For first time ever, a Ferrari wins Best in Show at Pebble Beach

Published by Mike on

Ferrari375MM
Photo by Jeff Koch.

Everything’s coming up Maranello thoroughbreds at Monterey this year. First, a Ferrari takes the world auction record Thursday night, setting the vanguard for at least a couple other eight-figure Ferrari sales around the peninsula. Then on Sunday afternoon, to cap the weekend, a 1954 Ferrari 375 MM Scaglietti coupe takes Best in Show at the Pebble Beach Concours d’Elegance, making it the first Ferrari to win the car world’s top honor.
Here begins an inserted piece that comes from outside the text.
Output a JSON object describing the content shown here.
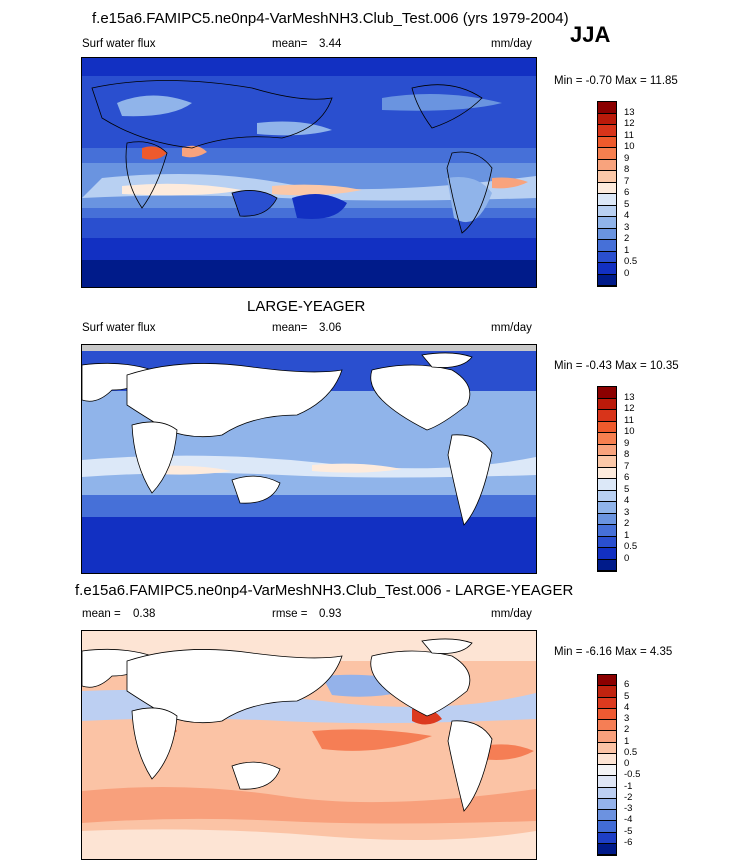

The 375 MM, chassis number 0402 AM, started out as a Pinin Farina-bodied spider when its first owner, Italian film director Roberto Rossellini bought it, but when Rossellini ran the one-of-five car into a tree about a year after buying it, Sergio Scaglietti got the nod to rebody it as a coupe. Though Scaglietti had worked with Ferrari on racing cars in the years prior, this would be his first shot at a road car for Ferrari. Scaglietti decided to form the aluminum panels over a metal lattice work, taking a year to finish the one-off body.

Rossellini then kept the coupe, now painted grey but still powered by its 330hp 4522cc V-12, until the mid-1960s. It then passed through at least a couple of owners in Italy and France over the next few decades, eventually falling into disrepair and suffering from a half-hearted attempt to restore it, until current owner Jon Shirley of Medina, Washington, bought it in the mid-1990s and commissioned a full restoration. He then debuted the freshly restored car at the Ferrari Club of America’s meet in 1998 before presenting it at that year’s Pebble Beach concours, taking first in class and reportedly coming within a hair’s breadth of Best of Show that year. In the intervening years, he did come back to Pebble and take the top prize – in 2008 with a Touring-bodied 1938 Alfa Romeo 8C 2900B Berlinetta – but this year returned to complete what he started with 0402 AM more than 15 years ago.

Not only does Shirley’s win represent the first for a Ferrari in the history of the Pebble Beach Concours d’Elegance, it also represents the first win for a postwar car since 1968 – when a 1964 Maserati Mistral coupe won Best in Show – and only the second win for a postwar car since 1955.

Kurt Ernst contributed to this story.